Before the Senate Finance Committee on Tuesday morning, U.S. Trade Representative Ambassador Robert Lighthizer said he hopes to make substantial progress with House leadership over the next couple of weeks in advancing the U.S.-Mexico-Canada Agreement (USMCA).
Contrary to the comments from President Donald Trump regarding how speaker of the House Nancy Pelosi (D., Cal.) has understood and handled USMCA approval, Lighthizer struck a more cordial tone regarding her actions.
“I believe we’re on track,” Lighthizer said, adding that the speaker is “exactly as you would hope she would be” in ongoing discussions.
“She’s put together a good group of people,” Lighthizer said of the working groups Pelosi facilitated to help with any accompanying implementing legislation needed for USMCA. Pelosi has assigned Democrat lawmakers to four negotiating groups to work with the Administration on changes Democrats want made to the agreement's provisions on labor, the environment, pharmaceuticals and enforcement.
Lighthizer added that, since the beginning of negotiations for the updated North American Free Trade Agreement (NAFTA), he has dealt as much with Democrats as with Republicans. In the end, he generally knows what people want but needs somebody on the other side to say, “Yes, this is enough.”
Lighthizer did not want to put an ultimatum on those ongoing discussions for when the Administration would submit implementing legislation if the House fails to act. He said his hope is that USMCA approval has been negotiated in a bipartisan way and will get buy-in because of it. He added that many members of Congress have a major stake in the bill, because provisions from both Democrats and Republicans have been approved as part of the overall USMCA deal.
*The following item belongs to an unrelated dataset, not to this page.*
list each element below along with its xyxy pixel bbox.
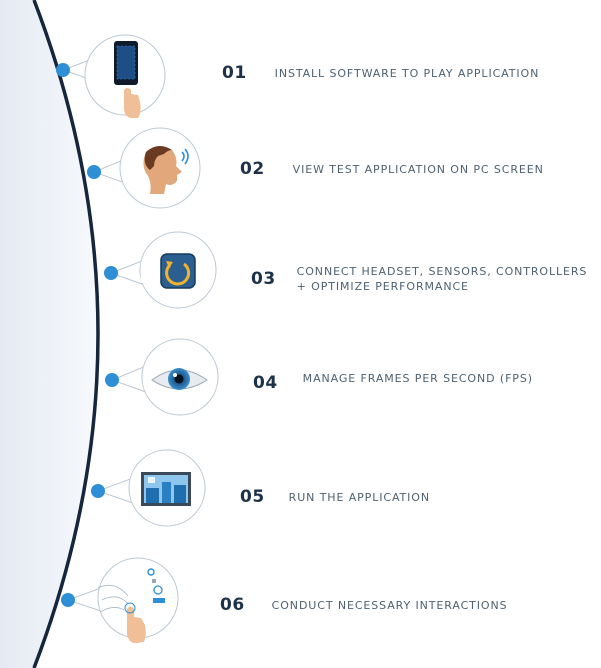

He explained that USMCA is not just a small free trade agreement but represents $1.4 trillion worth of trade with the number-one and number-two trading partners. He said he believes many members of Congress feel the same sense of urgency as he does to ratify the deal quickly.
Senate Finance Committee ranking member Ron Wyden (D., Ore.) and Sen. Sherrod Brown (D., Ohio) have offered some proposals on how to enforce labor obligations under USMCA -- a major stumbling block that needs to be resolved before some Democrats will support its passage.
In his opening comments, Wyden said, “The new NAFTA retains a weak enforcement system from the old NAFTA, which was too easy on trade cheats.”
Brown welcomed comments from Lighthizer during the hearing that he will do “whatever it takes” to address enforcement concerns in order to get USMCA across the finish line.
Canada's Prime Minister Justin Trudeau has plans to meet with Pelosi and top-ranking members of Congress during a trip to Washington, D.C., this week. He also plans to meet with Trump Thursday, followed by sit-downs with Pelosi and Senate majority leader Mitch McConnell (R., Ky.) later in the day.
Trudeau hopes to get a better sense of the legislative outlook for U.S. passage of USMCA. He must decide whether to push his Parliament to immediately vote on Canada’s USMCA implementation bill, as the body is set to adjourn this week until Oct. 21 after Canada’s federal election. Parliament could be recalled for an emergency session any time prior to September.
A focus on advancing USMCA ahead of the August recess remains the goal of trade agreement supporters. If it trails into the fall or even into early 2020, the bill risks getting caught up in election year politics, as by Sen. John Thune (R., S.D.) noted in his comments during the hearing.
Since NAFTA’s implementation in 1994, agricultural exports to Canada and Mexico have more than quadrupled. Corn exports increased seven-fold, Senate Finance Committee chairman Chuck Grassley (R., Iowa) pointed out.
“American farmers, workers and businesses stand to benefit greatly from USMCA. More market access for agriculture, new commitments in critical areas such as customs, digital trade, intellectual property, labor, environment, currency and the lowering of non-tariff barriers will translate into higher wages, greater productivity and more jobs,” Grassley said.